I tried following options :
git log --first-parent 8e146445d19b.. --reverse -M --numstat --summary --pretty=format:commitId:%H%ndate:%cd%nsubject:%s%nauthor:%an%n
gives commits of current branch but I don't receive files that have been modified in that merged commit.I just get author name , subject and date of the merged commit.
However , If you go to github and check history for your branch , you get current branch commits and just a merged commit including files modified in that.
Can we achieve this with git command?
Thanks
Upvotes: 2
Views: 3703
Reputation: 489708
Try adding -m
to your mostly-successful git log
command, i.e.:
git log -m --first-parent 8e146445d19b.. --reverse -M --numstat --summary --pretty=format:commitId:%H%ndate:%cd%nsubject:%s%nauthor:%an%n
(The -c
and and --cc
options will also work, but use -m
here.)
It's worth noting something else here though:
However I am just interested in current branch commits and merged commits log.
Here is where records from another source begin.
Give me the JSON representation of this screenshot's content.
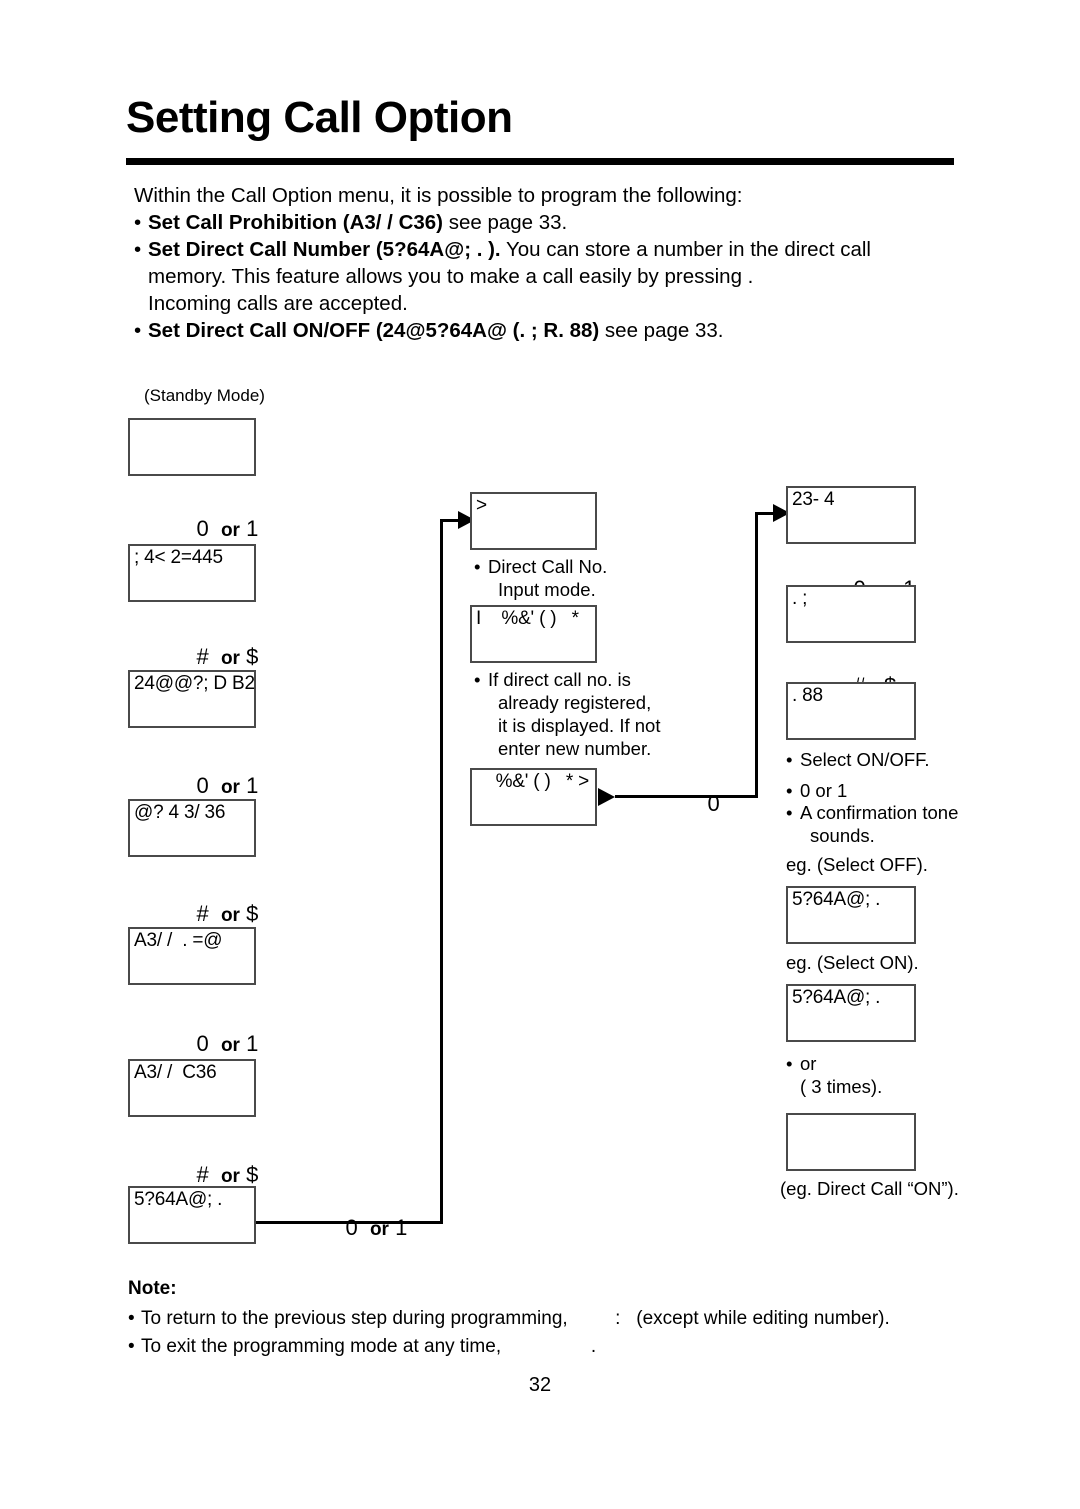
{
  "document": {
    "title": "Setting Call Option",
    "page_number": "32"
  },
  "intro": {
    "lead": "Within the Call Option menu, it is possible to program the following:",
    "bullets": [
      {
        "bold": "Set Call Prohibition (A3/ /  C36)",
        "rest": " see page 33."
      },
      {
        "bold": "Set Direct Call Number (5?64A@; . ).",
        "rest": " You can store a number in the direct call",
        "line2": "memory. This feature allows you to make a call easily by pressing         .",
        "line3": "Incoming calls are accepted."
      },
      {
        "bold": "Set Direct Call ON/OFF (24@5?64A@ (. ; R. 88)",
        "rest": " see page 33."
      }
    ]
  },
  "diagram": {
    "standby_label": "(Standby Mode)",
    "left_column": {
      "screens": [
        {
          "text": ""
        },
        {
          "text": "; 4< 2=445"
        },
        {
          "text": "24@@?; D B2"
        },
        {
          "text": "@? 4 3/ 36"
        },
        {
          "text": "A3/ /  . =@"
        },
        {
          "text": "A3/ /  C36"
        },
        {
          "text": "5?64A@; ."
        }
      ],
      "key_steps": [
        {
          "first": "0",
          "or": "or",
          "second": "1"
        },
        {
          "first": "#",
          "or": "or",
          "second": "$"
        },
        {
          "first": "0",
          "or": "or",
          "second": "1"
        },
        {
          "first": "#",
          "or": "or",
          "second": "$"
        },
        {
          "first": "0",
          "or": "or",
          "second": "1"
        },
        {
          "first": "#",
          "or": "or",
          "second": "$"
        }
      ],
      "exit_key": {
        "first": "0",
        "or": "or",
        "second": "1"
      }
    },
    "middle_column": {
      "screens": [
        {
          "text": ">"
        },
        {
          "text": "I    %&' ( )   *"
        },
        {
          "text": "%&' ( )   * >"
        }
      ],
      "captions": [
        {
          "lines": [
            "Direct Call No.",
            "Input mode."
          ]
        },
        {
          "lines": [
            "If direct call no. is",
            "already registered,",
            "it is displayed. If not",
            "enter new number."
          ]
        }
      ],
      "exit_key": {
        "first": "0"
      }
    },
    "right_column": {
      "screens": [
        {
          "text": "23- 4"
        },
        {
          "text": ". ;"
        },
        {
          "text": ". 88"
        },
        {
          "text": "5?64A@; ."
        },
        {
          "text": "5?64A@; ."
        },
        {
          "text": ""
        }
      ],
      "key_steps": [
        {
          "first": "0",
          "or": "or",
          "second": "1"
        },
        {
          "first": "#",
          "or": "",
          "second": "$"
        }
      ],
      "captions": [
        {
          "text": "Select ON/OFF.",
          "bulleted": true
        },
        {
          "text": "         0   or 1",
          "bulleted": true
        },
        {
          "lines": [
            "A confirmation tone",
            "sounds."
          ],
          "bulleted": true
        }
      ],
      "labels": {
        "eg_off": "eg. (Select OFF).",
        "eg_on": "eg. (Select ON).",
        "or_line": "                 or",
        "times_line": "  (          3 times).",
        "final": "(eg. Direct Call “ON”)."
      }
    }
  },
  "note": {
    "heading": "Note:",
    "lines": [
      "To return to the previous step during programming,         :   (except while editing number).",
      "To exit the programming mode at any time,                 ."
    ]
  }
}
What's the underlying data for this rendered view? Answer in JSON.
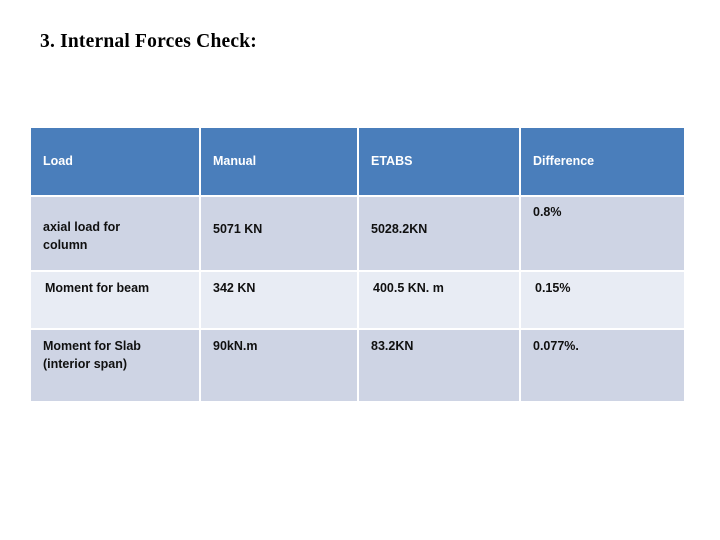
{
  "slide": {
    "title": "3. Internal Forces Check:",
    "background_color": "#ffffff"
  },
  "table": {
    "header_background": "#4a7ebb",
    "header_text_color": "#ffffff",
    "row_dark_background": "#ced4e4",
    "row_light_background": "#e8ecf4",
    "columns": [
      {
        "key": "load",
        "label": "Load"
      },
      {
        "key": "manual",
        "label": "Manual"
      },
      {
        "key": "etabs",
        "label": "ETABS"
      },
      {
        "key": "difference",
        "label": "Difference"
      }
    ],
    "rows": [
      {
        "load": "axial load for\ncolumn",
        "manual": "5071 KN",
        "etabs": "5028.2KN",
        "difference": "0.8%"
      },
      {
        "load": " Moment for beam",
        "manual": "342  KN",
        "etabs": "400.5 KN. m",
        "difference": "0.15%"
      },
      {
        "load": "Moment for Slab\n(interior span)",
        "manual": "90kN.m",
        "etabs": "83.2KN",
        "difference": "0.077%."
      }
    ]
  }
}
That first command is showing you the current branch's commits.
When using Git, it's important to realize that the set of commits that is on the current branch changes as you merge other branches:
D--E--F <-- br1
/
...--B--C
\
G--H--I <-- br2
This is a drawing of a series of commits (identified by single uppercase letters rather than their actual hash IDs) on two branches. Earlier commits are to the left, later commits are to the right.
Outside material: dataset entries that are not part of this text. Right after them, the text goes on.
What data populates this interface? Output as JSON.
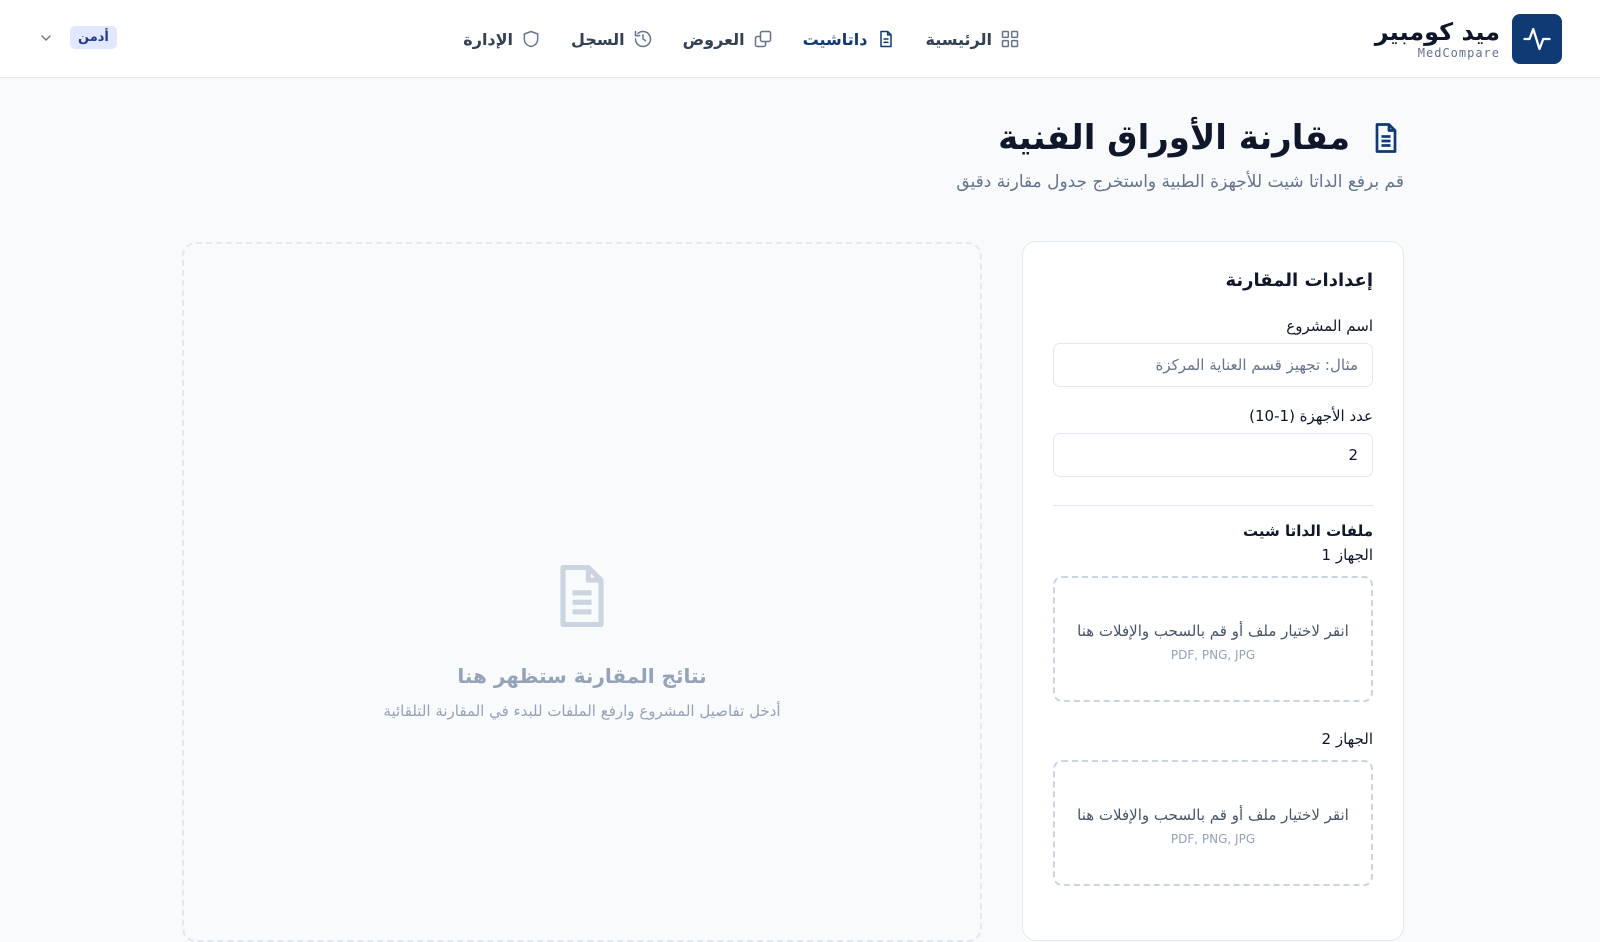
{
  "brand": {
    "name": "ميد كومبير",
    "subtitle": "MedCompare"
  },
  "nav": [
    {
      "label": "الرئيسية",
      "icon": "grid-icon"
    },
    {
      "label": "داتاشيت",
      "icon": "document-icon",
      "active": true
    },
    {
      "label": "العروض",
      "icon": "copy-icon"
    },
    {
      "label": "السجل",
      "icon": "history-icon"
    },
    {
      "label": "الإدارة",
      "icon": "shield-icon"
    }
  ],
  "user": {
    "role": "أدمن"
  },
  "page": {
    "title": "مقارنة الأوراق الفنية",
    "subtitle": "قم برفع الداتا شيت للأجهزة الطبية واستخرج جدول مقارنة دقيق"
  },
  "settings": {
    "title": "إعدادات المقارنة",
    "project_label": "اسم المشروع",
    "project_placeholder": "مثال: تجهيز قسم العناية المركزة",
    "count_label": "عدد الأجهزة (1-10)",
    "count_value": "2",
    "files_label": "ملفات الداتا شيت",
    "devices": [
      {
        "label": "الجهاز 1",
        "drop_text": "انقر لاختيار ملف أو قم بالسحب والإفلات هنا",
        "types": "PDF, PNG, JPG"
      },
      {
        "label": "الجهاز 2",
        "drop_text": "انقر لاختيار ملف أو قم بالسحب والإفلات هنا",
        "types": "PDF, PNG, JPG"
      }
    ]
  },
  "results": {
    "empty_title": "نتائج المقارنة ستظهر هنا",
    "empty_subtitle": "أدخل تفاصيل المشروع وارفع الملفات للبدء في المقارنة التلقائية"
  },
  "colors": {
    "brand": "#0f3a73",
    "muted": "#94a3b8",
    "border": "#e2e8f0"
  }
}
Now, I think it is intuitively obvious, and that everyone will agree, that commits D-E-F
are only on branch br1
, and commits G-H-I
are only on branch br2
. But: which branch or branches are commits B-C
(and any earlier ones) on?
The answer in Git is that these commits are on both branches. Moreover, if you now git checkout br1
and then git merge br2
, you get this as the result:
D--E--F
/ \
...--B--C J <-- br1
\ /
G--H--I <-- br2
and now, suddenly, commits G-H-I
are on both branches as well!
When you add --first-parent
, what you are telling Git is that as it traverses backwards, starting from J
, it should, at merges, follow only the first parent of each merge commit. The first parent of J
is F
(I
is the second parent), so this means: walk from J
to F
, F
to E
, and so on.
... but [with
--first-parent
] I don't receive files that have been modified in that merged commit.
By default, when git log
is showing a merge commit, it does not bother showing any diffs. The three options I mentioned above, -m
, -c
, and --cc
, tell git log
that it should show diffs for merge commits.
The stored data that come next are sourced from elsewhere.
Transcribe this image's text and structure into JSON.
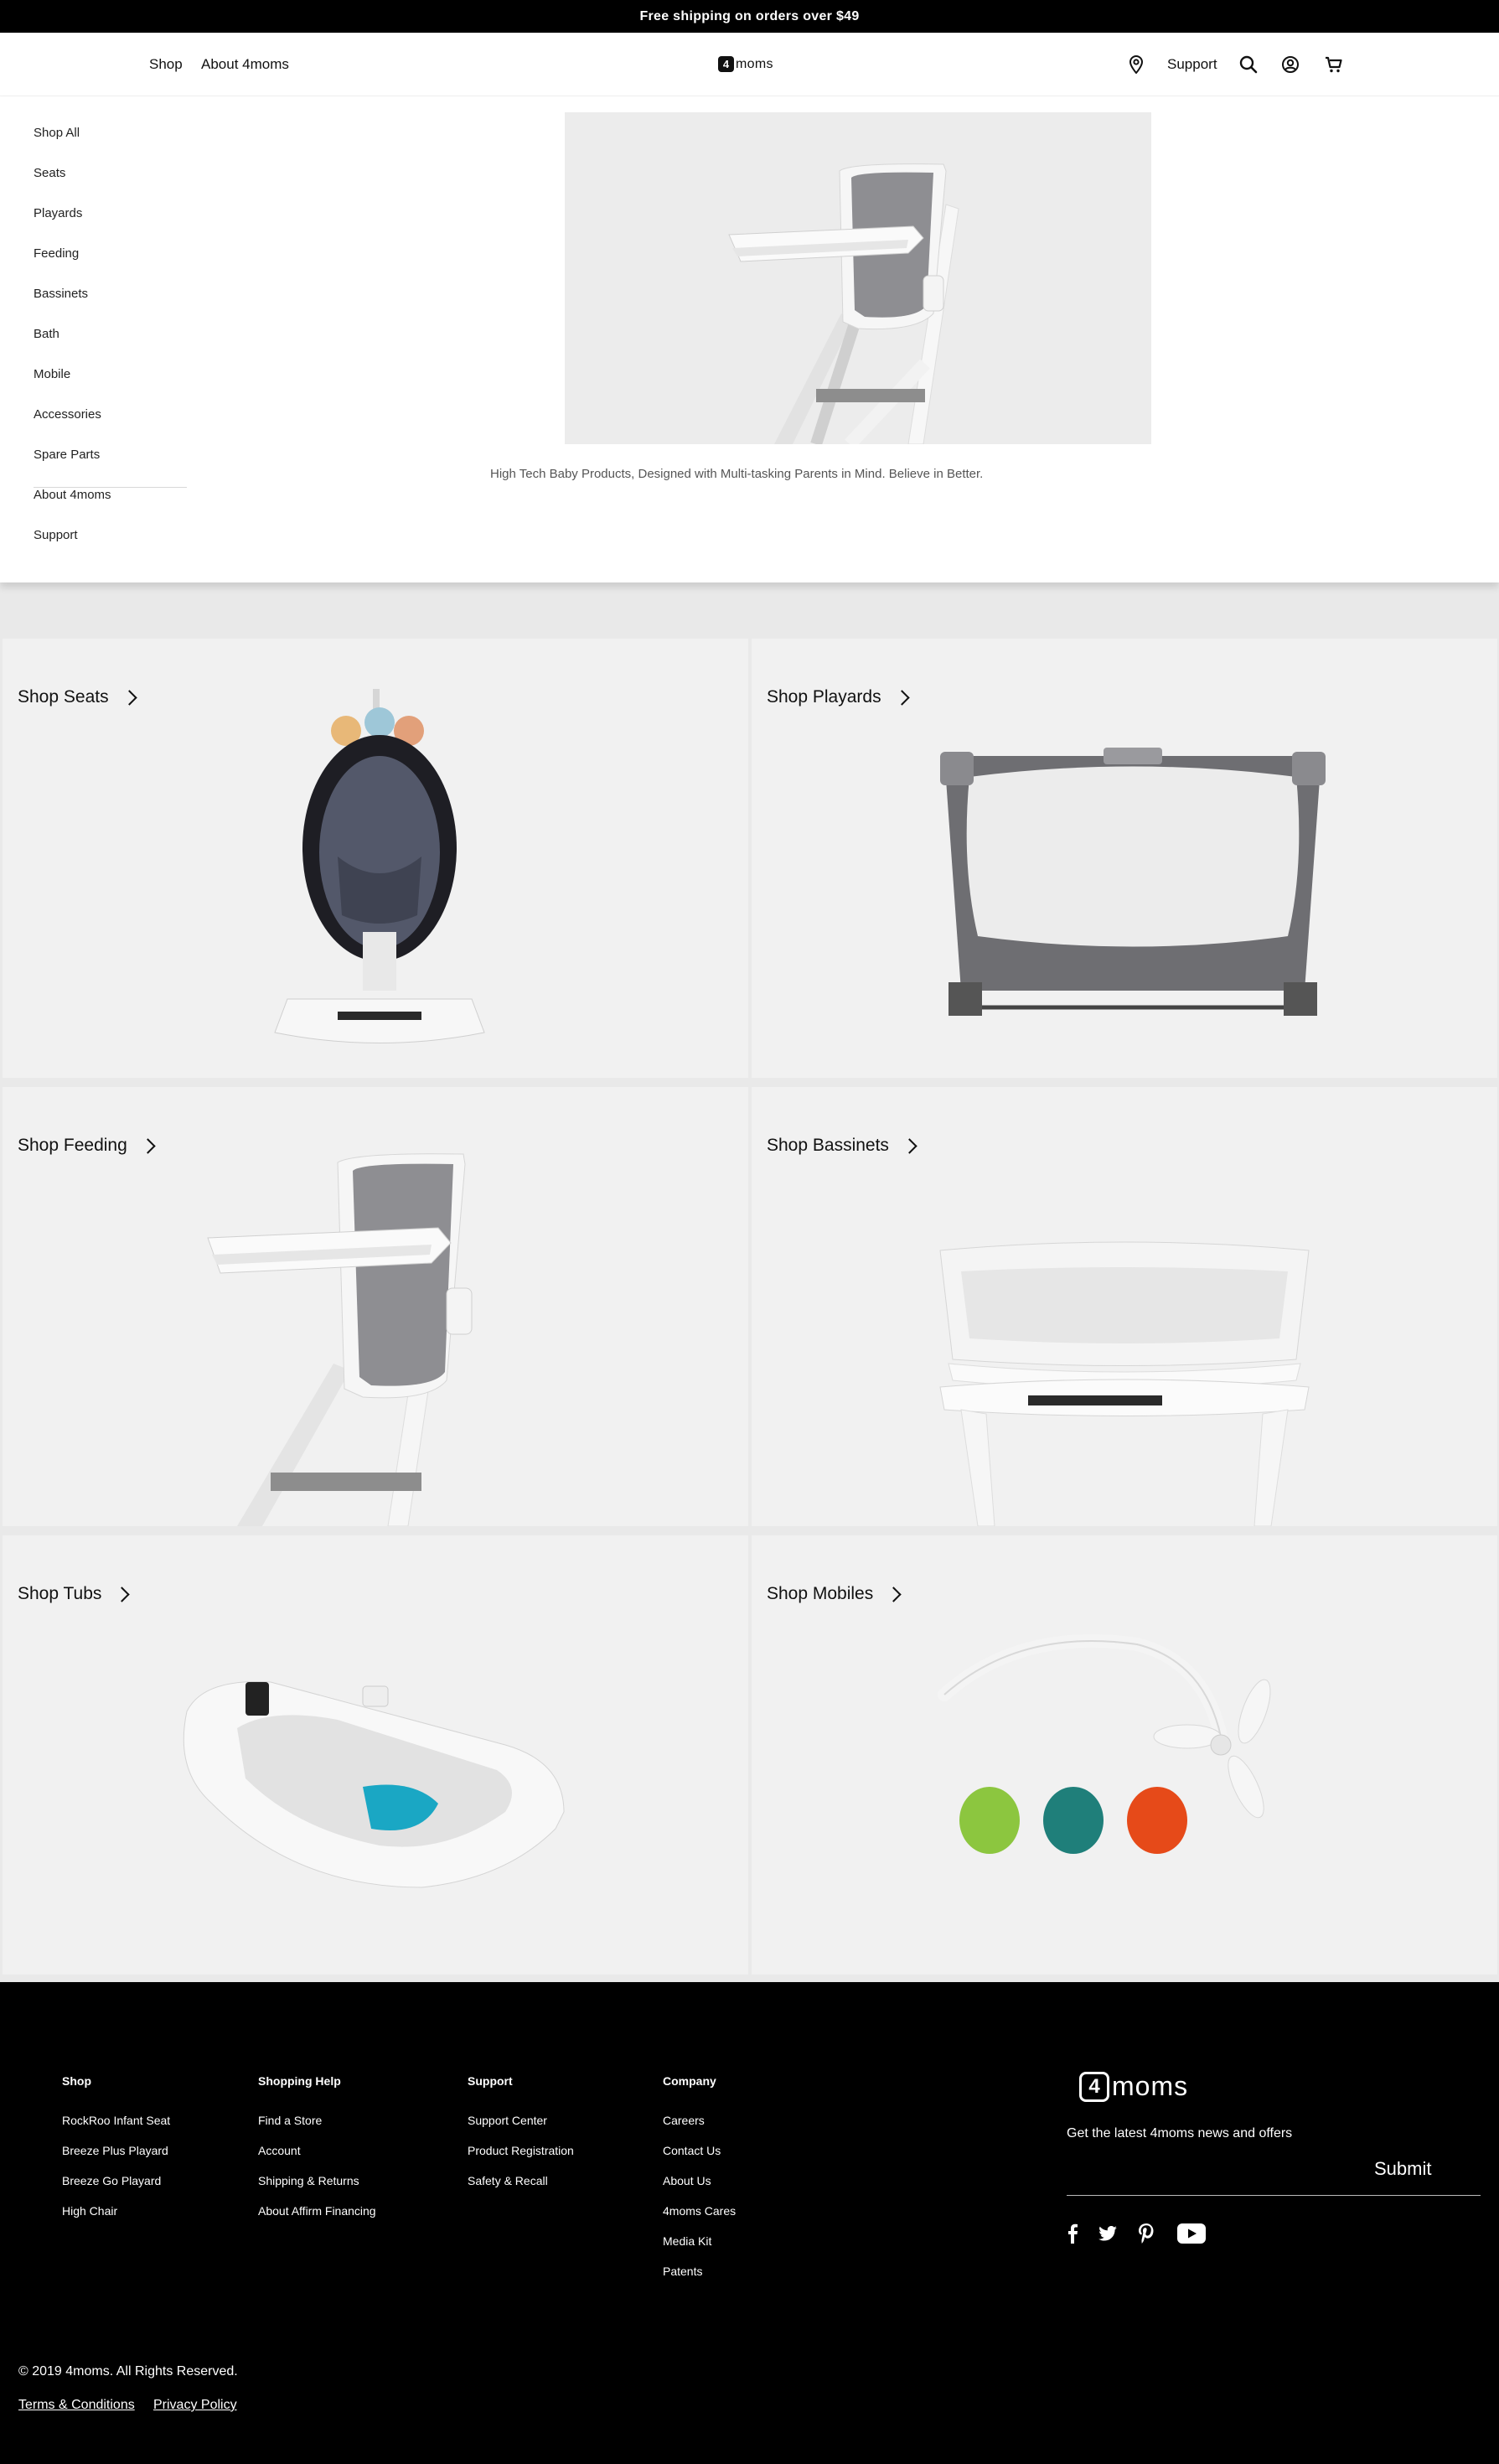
{
  "announcement": "Free shipping on orders over $49",
  "header": {
    "nav": [
      "Shop",
      "About 4moms"
    ],
    "logo_mark": "4",
    "logo_text": "moms",
    "support_label": "Support"
  },
  "mega_menu": {
    "items": [
      "Shop All",
      "Seats",
      "Playards",
      "Feeding",
      "Bassinets",
      "Bath",
      "Mobile",
      "Accessories",
      "Spare Parts",
      "About 4moms",
      "Support"
    ],
    "tagline": "High Tech Baby Products, Designed with Multi-tasking Parents in Mind. Believe in Better."
  },
  "tiles": [
    {
      "label": "Shop Seats"
    },
    {
      "label": "Shop Playards"
    },
    {
      "label": "Shop Feeding"
    },
    {
      "label": "Shop Bassinets"
    },
    {
      "label": "Shop Tubs"
    },
    {
      "label": "Shop Mobiles"
    }
  ],
  "footer": {
    "columns": [
      {
        "title": "Shop",
        "links": [
          "RockRoo Infant Seat",
          "Breeze Plus Playard",
          "Breeze Go Playard",
          "High Chair"
        ]
      },
      {
        "title": "Shopping Help",
        "links": [
          "Find a Store",
          "Account",
          "Shipping & Returns",
          "About Affirm Financing"
        ]
      },
      {
        "title": "Support",
        "links": [
          "Support Center",
          "Product Registration",
          "Safety & Recall"
        ]
      },
      {
        "title": "Company",
        "links": [
          "Careers",
          "Contact Us",
          "About Us",
          "4moms Cares",
          "Media Kit",
          "Patents"
        ]
      }
    ],
    "logo_mark": "4",
    "logo_text": "moms",
    "newsletter_text": "Get the latest 4moms news and offers",
    "submit_label": "Submit",
    "social_icons": [
      "facebook-icon",
      "twitter-icon",
      "pinterest-icon",
      "youtube-icon"
    ],
    "copyright": "© 2019 4moms. All Rights Reserved.",
    "legal_links": [
      "Terms & Conditions",
      "Privacy Policy"
    ]
  }
}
The reason there are three options is that the way merge commits get shown is complicated. For a non-merge commit, it's pretty simple: each commit is a complete snapshot of all files, so all Git has to do is compare the files that are in the parent of the commit, to the files that are in the commit itself. For commit F
, for instance, Git can just extract all the files from snapshot E
, then all the files from snapshot F
, and whatever is different, well, that's the change—that's the diff from E
to F
.
With a merge commit like J
, though, there are two parents. Which one should Git compare to J
, E
or I
? The answer git log
uses by default is: don't bother, it's too hard. :-) If you want to convince git log
to show something, you need an extra option. Two of the options—-c
and --cc
—tell Git to use a combined diff.
A combined diff is rather tricky. Git extracts all the files from all the parents, and compares them to all the files in the merge snapshot. If any parent file is exactly the same as the merge commit's file, Git throws that file off the list of files to diff. So now, Git has a very small list of files: those files that, in the merge result, don't match any of the input snapshots.1 Git then diffs each parent's version of each such file against the final merged version, and combines the diffs so that you can see all of the various versions at once. The -c
and --cc
options do this.
The -m
option is conceptually a lot simpler. When encountering a merge commit, Git simply splits the merge for display purposes. Instead of comaparing J
to F
and I
at the same time, Git makes a sort of virtual commit: J-from-F
, and compares that to F
, and shows you that diff. Then, unless you used --first-parent
, Git goes on to make a second virtual commit: J-from-I
, and compares that to I
and shows you that diff.
Since you probably want to view your merge as a change from what was there before the merge, you will want both options, --first-parent
and -m
.
1One reason for doing this is that comparing files for exact-match is really fast in Git, and doesn't actually require extracting the files from the commits. So by tossing out all the "same in at least one parent" files, Git reduces the problem greatly.